Atatürk’ün Kadınlarımıza Verdiği Seçme ve Seçilme Hakkı

Atatürk’ün Kadınlarımıza Verdiği Seçme ve Seçilme Hakkı

 

       Değerli dostlarım ve yüreği insan sevgisi odaklı Atatürk Sevdalısı yurtsever kardeşlerim herkese merhaba. Sizlere en içten dileklerimle selam, sevgi ve saygılarımı sunuyorum. Bugün (5 Aralık 2019) Antalya’da yüce önder Atatürk’ün 1934 yılında Türk kadınına seçme ve seçilme hakkını verdiğinin 85 ‘inci yıl dönümünü kutladık.
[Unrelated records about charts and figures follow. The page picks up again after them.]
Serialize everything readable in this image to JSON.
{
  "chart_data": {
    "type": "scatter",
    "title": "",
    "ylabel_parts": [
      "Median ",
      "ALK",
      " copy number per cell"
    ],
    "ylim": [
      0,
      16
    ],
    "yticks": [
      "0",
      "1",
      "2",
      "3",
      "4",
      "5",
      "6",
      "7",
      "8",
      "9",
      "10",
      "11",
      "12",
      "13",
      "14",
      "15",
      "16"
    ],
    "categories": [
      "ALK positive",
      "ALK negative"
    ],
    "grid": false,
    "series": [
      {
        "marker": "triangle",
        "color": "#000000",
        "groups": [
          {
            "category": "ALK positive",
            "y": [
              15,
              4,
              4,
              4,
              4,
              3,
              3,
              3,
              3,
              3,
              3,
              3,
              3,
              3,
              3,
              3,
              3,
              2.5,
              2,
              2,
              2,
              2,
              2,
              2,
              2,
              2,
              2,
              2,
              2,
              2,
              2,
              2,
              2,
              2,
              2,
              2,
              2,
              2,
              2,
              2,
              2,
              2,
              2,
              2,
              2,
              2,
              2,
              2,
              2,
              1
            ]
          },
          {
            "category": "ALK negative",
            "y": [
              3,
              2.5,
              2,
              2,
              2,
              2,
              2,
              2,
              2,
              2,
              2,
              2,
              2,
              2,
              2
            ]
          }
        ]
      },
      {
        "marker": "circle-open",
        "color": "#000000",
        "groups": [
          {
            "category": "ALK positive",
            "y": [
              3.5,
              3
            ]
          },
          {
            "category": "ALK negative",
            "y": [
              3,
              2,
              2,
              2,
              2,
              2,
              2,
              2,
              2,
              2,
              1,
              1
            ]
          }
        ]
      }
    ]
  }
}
Çok gururluyuz ki Yüce Önder ATATÜRK’ ün bizlere verdiği “ ÇAĞDAŞ UYGARLIK SEVİYESİNİN ÜZERİNE ÇIKMAK” konusundaki hedefimize ulaşmanın mutluluğunu yaşadık ve iliklerimize kadar hissettik.

        Ama ülkemizde buruk bir şekilde yaşamanın ve kadına karşı işlenen cinayetler ile kadınımızın halen sosyal yaşamdaki ulaştığı seviyenin yetersizliği ve içler acısı halini değerlendirdiğimizde yaklaşık 95 yılın Cumhuriyet muhasebesini ve geldiğimiz seviyenin olumsuzluğu ile kendimi sürekli suçlu hissederek ve Ata’mızın emanetine sahip çıkamamanın üzüntüsüyle yüreği coşkulu kadın yoldaşlarımızla birlikte olamadık. 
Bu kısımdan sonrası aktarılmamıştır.